The Brooklyn Signature, the scene of events. Photo: Street View
In a bar in Brooklyn far, far away from the territory where the war between Russia and Ukraine was taking place, confusion and hostility reigned: a ukrainian violently attacked another ukrainian for thinking he was russian.
Andriy Meleshkov36, was at Signatura bar in Sheepshead Bay celebrating a friend’s birthday when he met Oleg Sulyma, 31, at his desk. Sulyma heard him speak a language similar to Russian and addressed him: “You look Russian.”
Meleshkov, who speaks Russian because he is the son of a Russian woman and knows it well, does not know how to let the man who continues to insult him understand that he was not born in Russia, that he is his compatriot.
The bar where the tragedy took place. Photo: Instagram
To let others see the reason, Andrii and his staff started speaking Ukrainian. no case, Oleg wants proof.
At that moment, the aggressor, who was quite drunk, asked the fake Russians to translate a very difficult word to pronounce into the language of the enemy: “Palianytsia”, which, translated, is a kind of Ukrainian bread.
“If you’re wrong, I’m leaving,” Oleg told Meleshkov. Andrii said, it was good and he went to the counter to pay the bill and left, but there was no case: Oleg won’t leave without destroying it.
Sulyma then took two bottles of beer from the table, smashed them with sharp objects, and said to Meleshkov before he was attacked: “I am preparing to kill you.”
Andrii received a fairly serious stab wound until he overwhelmed Oleg, sat on top of him and held his neck. “I was shouting to call the police and the doctors … everyone was filled with blood and it was crazy,” Meleshkov recalled in The Post.
“I was lucky … the paramedics told me it was my second birthday because the wound on the left side of my neck was near the carotid artery,” the victim added to New York media.

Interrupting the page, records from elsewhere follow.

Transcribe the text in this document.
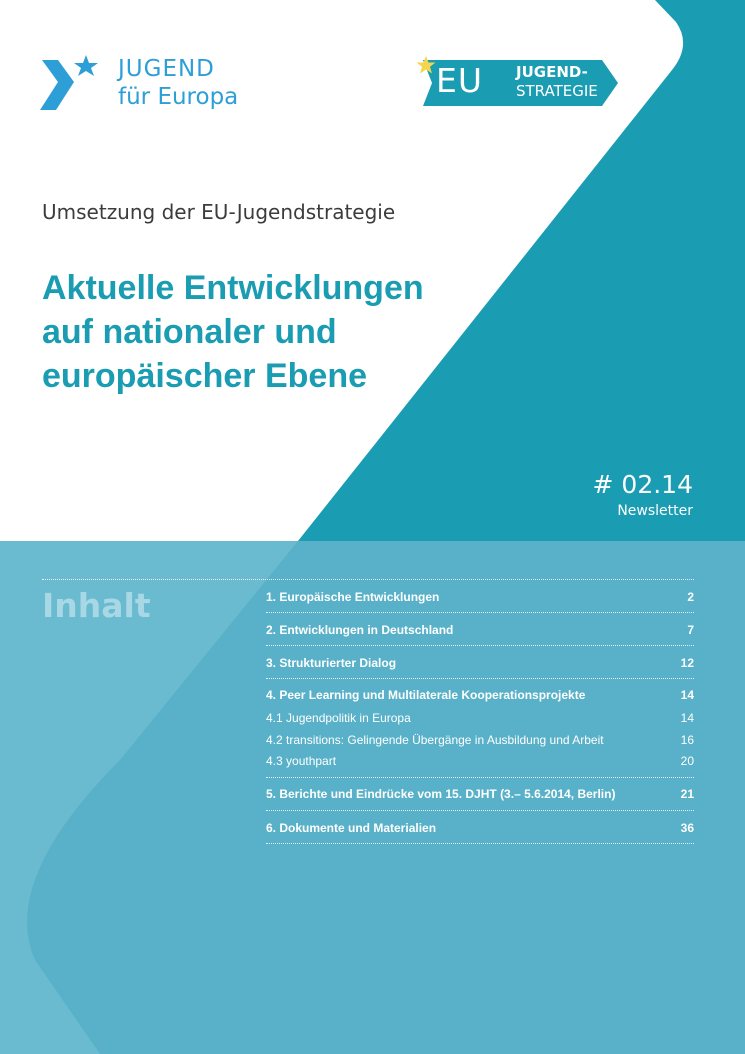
JUGEND
für Europa	EU JUGEND-
STRATEGIE
Umsetzung der EU-Jugendstrategie
Aktuelle Entwicklungen
auf nationaler und
europäischer Ebene
# 02.14
Newsletter
Inhalt	1. Europäische Entwicklungen	2
2. Entwicklungen in Deutschland	7
3. Strukturierter Dialog	12
4. Peer Learning und Multilaterale Kooperationsprojekte	14
4.1 Jugendpolitik in Europa	14
4.2 transitions: Gelingende Übergänge in Ausbildung und Arbeit	16
4.3 youthpart	20
5. Berichte und Eindrücke vom 15. DJHT (3.– 5.6.2014, Berlin)	21
6. Dokumente und Materialien	36
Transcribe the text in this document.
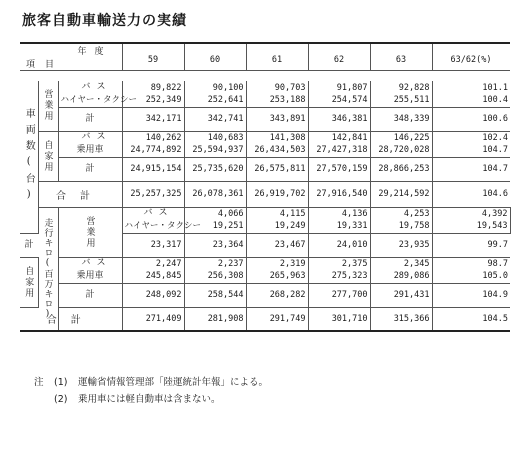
旅客自動車輸送力の実績
年度									
項目									
			59	60	61	62	63	63/62(%)	
車両数(台)	営業用	バス	89,822	90,100	90,703	91,807	92,828	101.1	
		ハイヤー・タクシー	252,349	252,641	253,188	254,574	255,511	100.4	
		計	342,171	342,741	343,891	346,381	348,339	100.6	
	自家用	バス	140,262	140,683	141,308	142,841	146,225	102.4	
		乗用車	24,774,892	25,594,937	26,434,503	27,427,318	28,720,028	104.7	
		計	24,915,154	25,735,620	26,575,811	27,570,159	28,866,253	104.7	
	合計		25,257,325	26,078,361	26,919,702	27,916,540	29,214,592	104.6	
	走行キロ(百万キロ)	営業用	バス	4,066	4,115	4,136	4,253	4,392	
			ハイヤー・タクシー	19,251	19,249	19,331	19,758	19,543	
計			23,317	23,364	23,467	24,010	23,935	99.7	
自家用		バス	2,247	2,237	2,319	2,375	2,345	98.7	
		乗用車	245,845	256,308	265,963	275,323	289,086	105.0	
		計	248,092	258,544	268,282	277,700	291,431	104.9	
合計			271,409	281,908	291,749	301,710	315,366	104.5	
注 (1) 運輸省情報管理部「陸運統計年報」による。
(2) 乗用車には軽自動車は含まない。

According to the New York Post, the event is being investigated as a hate crime and Sulyma has been charged with crimes including threats, stalking, and criminal possession of a firearm.
Buses to a refugee center in Zaporizhia, where Andrii’s family is hiding. Photo: AP
Meleshkov is not only Ukrainian, but his parents are currently hiding in a cellar in Zaporizhia to escape Russian army attack. In New York, the city where he lived for five years, he worked as a truck driver.
Sulyma, on the other hand, is a construction worker who has lived in Brooklyn for 12 years.